The effect is called Economy of Scale and there are benefits all along the supply chain.

First, larger production runs make specialized tools and automation more cost effective. If you pay $100 for something that saves you $1 per item then you need to sell at least 100 items to merely break even.

Second, shipping one big package is easier than shipping 100 small packages even if the weight is the same. Up to a point it’s faster to put all 100 items into a single cardboard box and carry them all at once rather than pick up and move each individually wrapped package.

There’s also a minor benefit of organization. Having less buyers means there’s less paperwork to keep track of.

Now scale this up to every level of production from harvesting the raw materials to your purchase being boxed and shipped to your door and honestly we’re doing businesses a favor when we order in bulk.

Anonymous 0 Comments

I’m willing to buy 10 widgets. Will you give me a discount?

“Haha, no, buy them or don’t.”

I’m willing to buy 100 widgets. Will you give me a discount?

“Well…maybe I can work out 10% off.”

I’m willing to buy 100,000,000 widgets. Will you give me a discount?

“Holy fuck yes, I’ll give you 80% off, let’s do this so I can go buy a vacation house!”

Anonymous 0 Comments

A couple reasons why it’s advantageous… it creates revenue/sales certainty (I’d rather sell 10 of an item at a slightly lower rate than sell 1-2 of them and still have 8 I need to sell); the cost to acquire a customer (paying for ads and such) is about the same whether they buy 1 or 10, so I can basically comp them the cost for me to sell items 2-9 since I no longer have to find 9 additional customers to buy those. There are more efficiencies in packing, shipping, etc. a single larger order vs. many smaller orders and in packing/transporting larger volume packages (eg. a 100-pill bottle at a drug store vs. a 500-pill jug of pills at Costco).

Anonymous 0 Comments

A semantic correction maybe, but an important one.

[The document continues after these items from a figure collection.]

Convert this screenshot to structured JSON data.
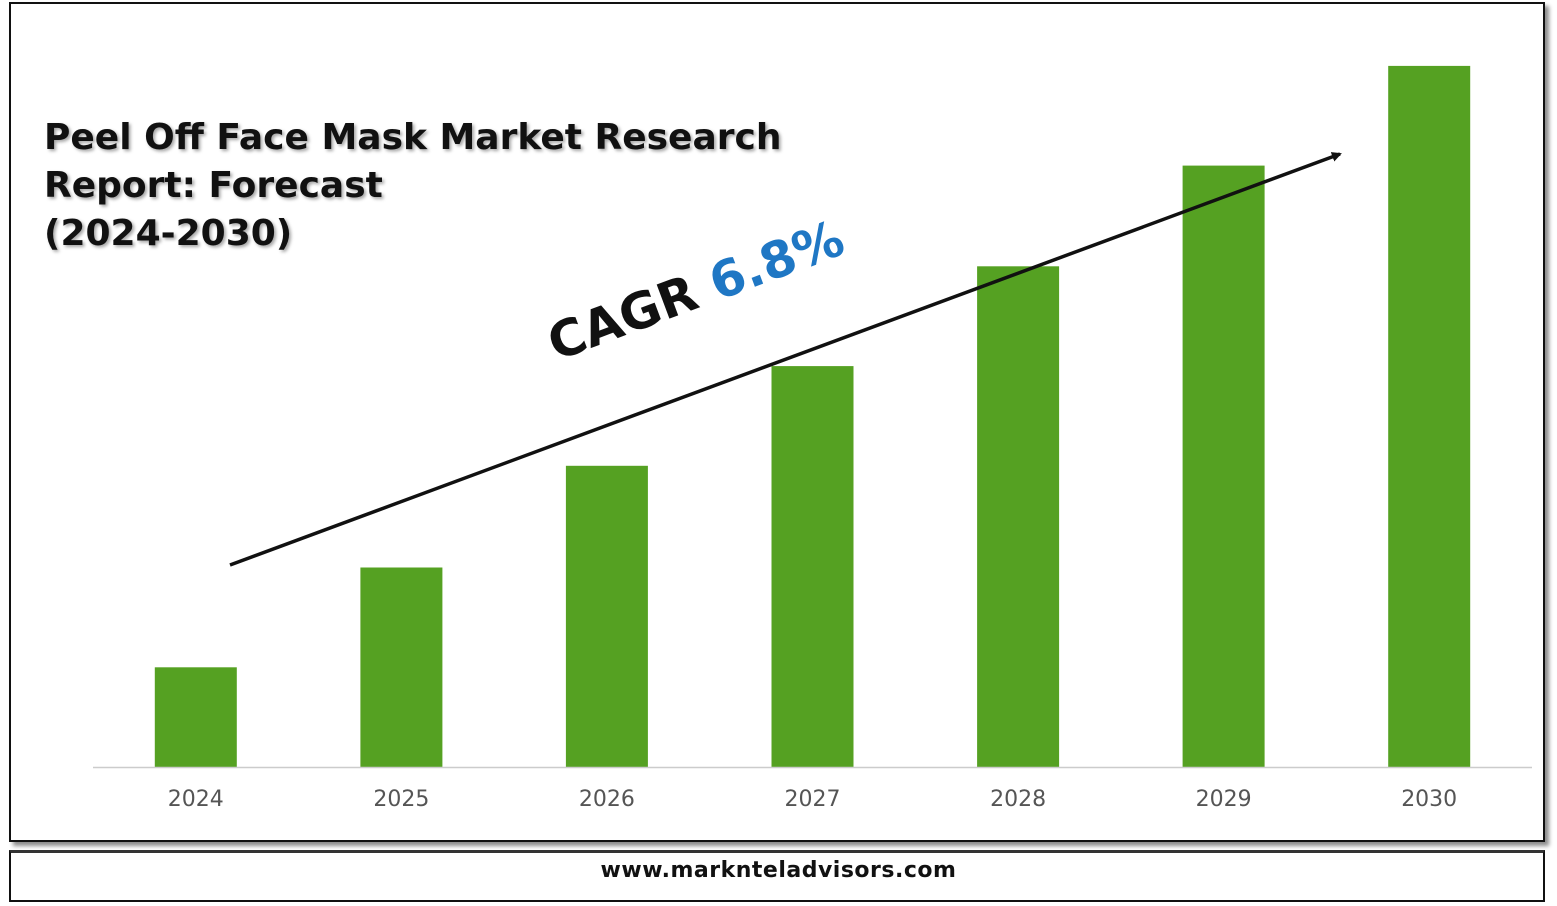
{
  "title_lines": [
    "Peel Off Face Mask Market Research",
    "Report: Forecast",
    "(2024-2030)"
  ],
  "cagr": {
    "label": "CAGR",
    "value": "6.8%"
  },
  "footer": {
    "url": "www.marknteladvisors.com"
  },
  "colors": {
    "bar": "#55a122",
    "cagr_value": "#1f77c4",
    "axis": "#cccccc",
    "tick_label": "#555555"
  },
  "chart_data": {
    "type": "bar",
    "title": "Peel Off Face Mask Market Research Report: Forecast (2024-2030)",
    "categories": [
      "2024",
      "2025",
      "2026",
      "2027",
      "2028",
      "2029",
      "2030"
    ],
    "values": [
      1.0,
      2.0,
      3.02,
      4.02,
      5.02,
      6.03,
      7.03
    ],
    "ylim": [
      0,
      7.5
    ],
    "xlabel": "",
    "ylabel": "",
    "grid": false,
    "legend": "none",
    "annotations": [
      "CAGR 6.8%"
    ]
  }
}
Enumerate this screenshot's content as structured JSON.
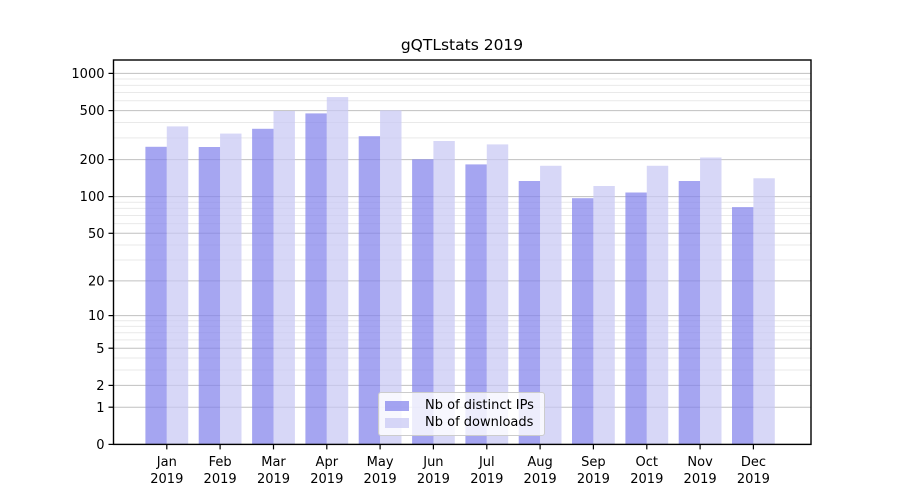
{
  "title": "gQTLstats 2019",
  "chart_data": {
    "type": "bar",
    "title": "gQTLstats 2019",
    "categories": [
      "Jan 2019",
      "Feb 2019",
      "Mar 2019",
      "Apr 2019",
      "May 2019",
      "Jun 2019",
      "Jul 2019",
      "Aug 2019",
      "Sep 2019",
      "Oct 2019",
      "Nov 2019",
      "Dec 2019"
    ],
    "series": [
      {
        "name": "Nb of distinct IPs",
        "color": "#8282eb",
        "opacity": 0.72,
        "values": [
          254,
          253,
          356,
          474,
          310,
          201,
          183,
          134,
          97,
          108,
          134,
          82
        ]
      },
      {
        "name": "Nb of downloads",
        "color": "#c8c8f4",
        "opacity": 0.72,
        "values": [
          372,
          325,
          496,
          643,
          502,
          283,
          266,
          178,
          122,
          178,
          208,
          141
        ]
      }
    ],
    "xlabel": "",
    "ylabel": "",
    "y_scale": "log1p",
    "y_ticks": [
      0,
      1,
      2,
      5,
      10,
      20,
      50,
      100,
      200,
      500,
      1000
    ],
    "ylim": [
      0,
      1280
    ],
    "grid": true,
    "legend_position": "lower-center"
  },
  "colors": {
    "bar_dark_on_white": "#a6a6f0",
    "bar_light_on_white": "#d8d8f7",
    "major_grid": "#c0c0c0",
    "minor_grid": "#e9e9e9",
    "frame": "#000000",
    "legend_border": "#cccccc",
    "legend_bg": "#ffffff",
    "text": "#000000"
  }
}
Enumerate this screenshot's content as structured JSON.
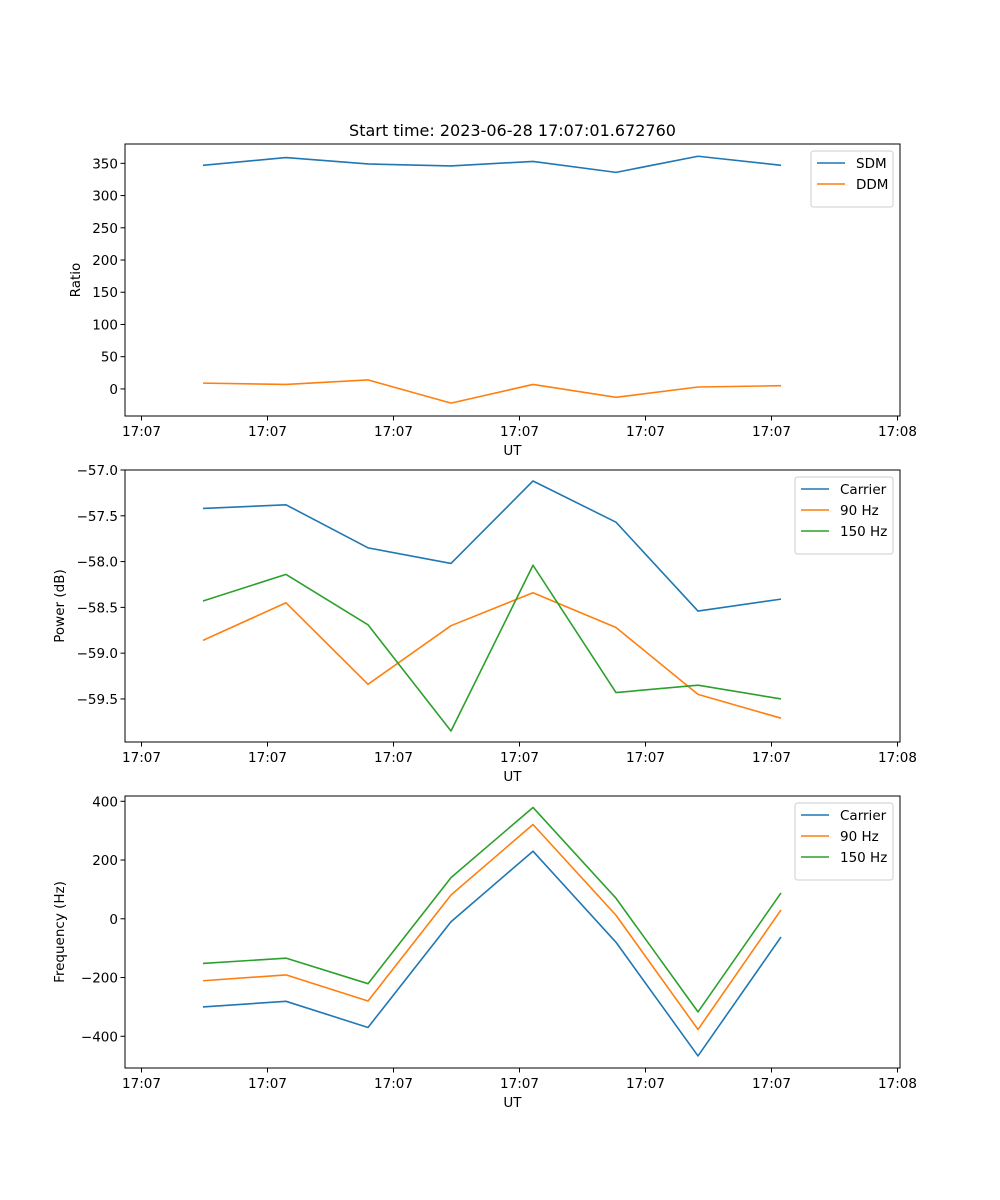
{
  "figure_title": "Start time: 2023-06-28 17:07:01.672760",
  "colors": {
    "blue": "#1f77b4",
    "orange": "#ff7f0e",
    "green": "#2ca02c"
  },
  "chart_data": [
    {
      "type": "line",
      "title": "Start time: 2023-06-28 17:07:01.672760",
      "xlabel": "UT",
      "ylabel": "Ratio",
      "x_tick_labels": [
        "17:07",
        "17:07",
        "17:07",
        "17:07",
        "17:07",
        "17:07",
        "17:08"
      ],
      "y_ticks": [
        0,
        50,
        100,
        150,
        200,
        250,
        300,
        350
      ],
      "ylim": [
        -42,
        380
      ],
      "grid": false,
      "legend": "top-right",
      "series": [
        {
          "name": "SDM",
          "color": "#1f77b4",
          "values": [
            347,
            359,
            349,
            346,
            353,
            336,
            361,
            347
          ]
        },
        {
          "name": "DDM",
          "color": "#ff7f0e",
          "values": [
            9,
            7,
            14,
            -22,
            7,
            -13,
            3,
            5
          ]
        }
      ]
    },
    {
      "type": "line",
      "xlabel": "UT",
      "ylabel": "Power (dB)",
      "x_tick_labels": [
        "17:07",
        "17:07",
        "17:07",
        "17:07",
        "17:07",
        "17:07",
        "17:08"
      ],
      "y_ticks": [
        -57.0,
        -57.5,
        -58.0,
        -58.5,
        -59.0,
        -59.5
      ],
      "y_tick_labels": [
        "−57.0",
        "−57.5",
        "−58.0",
        "−58.5",
        "−59.0",
        "−59.5"
      ],
      "ylim": [
        -59.97,
        -57.0
      ],
      "grid": false,
      "legend": "top-right",
      "series": [
        {
          "name": "Carrier",
          "color": "#1f77b4",
          "values": [
            -57.42,
            -57.38,
            -57.85,
            -58.02,
            -57.12,
            -57.57,
            -58.54,
            -58.41
          ]
        },
        {
          "name": "90 Hz",
          "color": "#ff7f0e",
          "values": [
            -58.86,
            -58.45,
            -59.34,
            -58.7,
            -58.34,
            -58.72,
            -59.45,
            -59.71
          ]
        },
        {
          "name": "150 Hz",
          "color": "#2ca02c",
          "values": [
            -58.43,
            -58.14,
            -58.69,
            -59.85,
            -58.04,
            -59.43,
            -59.35,
            -59.5
          ]
        }
      ]
    },
    {
      "type": "line",
      "xlabel": "UT",
      "ylabel": "Frequency (Hz)",
      "x_tick_labels": [
        "17:07",
        "17:07",
        "17:07",
        "17:07",
        "17:07",
        "17:07",
        "17:08"
      ],
      "y_ticks": [
        -400,
        -200,
        0,
        200,
        400
      ],
      "y_tick_labels": [
        "−400",
        "−200",
        "0",
        "200",
        "400"
      ],
      "ylim": [
        -508,
        418
      ],
      "grid": false,
      "legend": "top-right",
      "series": [
        {
          "name": "Carrier",
          "color": "#1f77b4",
          "values": [
            -300,
            -281,
            -370,
            -10,
            230,
            -80,
            -467,
            -62
          ]
        },
        {
          "name": "90 Hz",
          "color": "#ff7f0e",
          "values": [
            -211,
            -191,
            -280,
            81,
            321,
            12,
            -377,
            30
          ]
        },
        {
          "name": "150 Hz",
          "color": "#2ca02c",
          "values": [
            -152,
            -134,
            -221,
            140,
            379,
            70,
            -317,
            88
          ]
        }
      ]
    }
  ]
}
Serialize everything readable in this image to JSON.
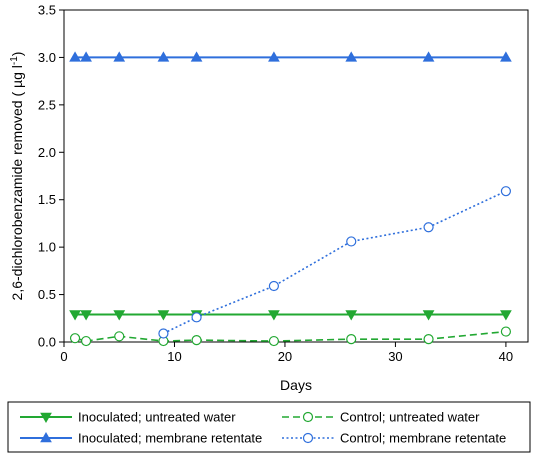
{
  "chart_data": {
    "type": "line",
    "xlabel": "Days",
    "ylabel": "2,6-dichlorobenzamide removed ( µg l",
    "ylabel_sup": "-1",
    "ylabel_close": ")",
    "xlim": [
      0,
      42
    ],
    "ylim": [
      0,
      3.5
    ],
    "xticks": [
      0,
      10,
      20,
      30,
      40
    ],
    "xtick_labels": [
      "0",
      "10",
      "20",
      "30",
      "40"
    ],
    "yticks": [
      0,
      0.5,
      1.0,
      1.5,
      2.0,
      2.5,
      3.0,
      3.5
    ],
    "ytick_labels": [
      "0.0",
      "0.5",
      "1.0",
      "1.5",
      "2.0",
      "2.5",
      "3.0",
      "3.5"
    ],
    "grid": false,
    "legend_position": "bottom",
    "series": [
      {
        "name": "Inoculated; untreated water",
        "color": "#22a832",
        "marker": "triangle-down",
        "filled": true,
        "line": "solid",
        "x": [
          1,
          2,
          5,
          9,
          12,
          19,
          26,
          33,
          40
        ],
        "y": [
          0.29,
          0.29,
          0.29,
          0.29,
          0.29,
          0.29,
          0.29,
          0.29,
          0.29
        ]
      },
      {
        "name": "Inoculated; membrane retentate",
        "color": "#2f6fdc",
        "marker": "triangle-up",
        "filled": true,
        "line": "solid",
        "x": [
          1,
          2,
          5,
          9,
          12,
          19,
          26,
          33,
          40
        ],
        "y": [
          3.0,
          3.0,
          3.0,
          3.0,
          3.0,
          3.0,
          3.0,
          3.0,
          3.0
        ]
      },
      {
        "name": "Control; untreated water",
        "color": "#22a832",
        "marker": "circle",
        "filled": false,
        "line": "dashed",
        "x": [
          1,
          2,
          5,
          9,
          12,
          19,
          26,
          33,
          40
        ],
        "y": [
          0.04,
          0.01,
          0.06,
          0.01,
          0.02,
          0.01,
          0.03,
          0.03,
          0.11
        ]
      },
      {
        "name": "Control; membrane retentate",
        "color": "#2f6fdc",
        "marker": "circle",
        "filled": false,
        "line": "dotted",
        "x": [
          9,
          12,
          19,
          26,
          33,
          40
        ],
        "y": [
          0.09,
          0.26,
          0.59,
          1.06,
          1.21,
          1.59
        ]
      }
    ]
  }
}
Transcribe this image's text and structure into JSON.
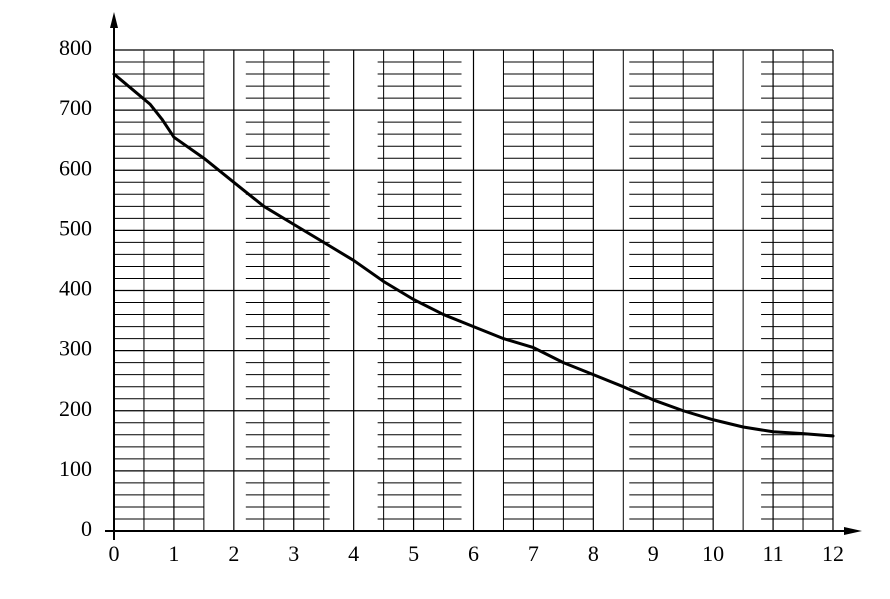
{
  "chart_data": {
    "type": "line",
    "x": [
      0,
      0.3,
      0.6,
      0.8,
      1,
      1.5,
      2,
      2.5,
      3,
      3.5,
      4,
      4.5,
      5,
      5.5,
      6,
      6.5,
      7,
      7.5,
      8,
      8.5,
      9,
      9.5,
      10,
      10.5,
      11,
      11.5,
      12
    ],
    "series": [
      {
        "color": "#000000",
        "values": [
          760,
          735,
          710,
          685,
          655,
          620,
          580,
          540,
          510,
          480,
          450,
          415,
          385,
          360,
          340,
          320,
          305,
          280,
          260,
          240,
          218,
          200,
          185,
          173,
          165,
          162,
          158
        ]
      }
    ],
    "xlim": [
      0,
      12
    ],
    "ylim": [
      0,
      800
    ],
    "xticks": [
      0,
      1,
      2,
      3,
      4,
      5,
      6,
      7,
      8,
      9,
      10,
      11,
      12
    ],
    "yticks": [
      0,
      100,
      200,
      300,
      400,
      500,
      600,
      700,
      800
    ],
    "grid": true
  }
}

Buying in bulk rarely, if ever cheapens the final price. But it does often lower the per unit cost.

And that is mostly just because there are fixed costs and variable costs. The fixed costs are usually set per order, the variable costs are usually set per unit.

So if your fixed costs are $100, and your variable costs are $10. Then your final price for 1 unit is $110. ($110/unit). But if you order 100 units your final price is $1100 ($11/unit).

As you can see, buying 100 units is much much cheaper per unit than buying 1.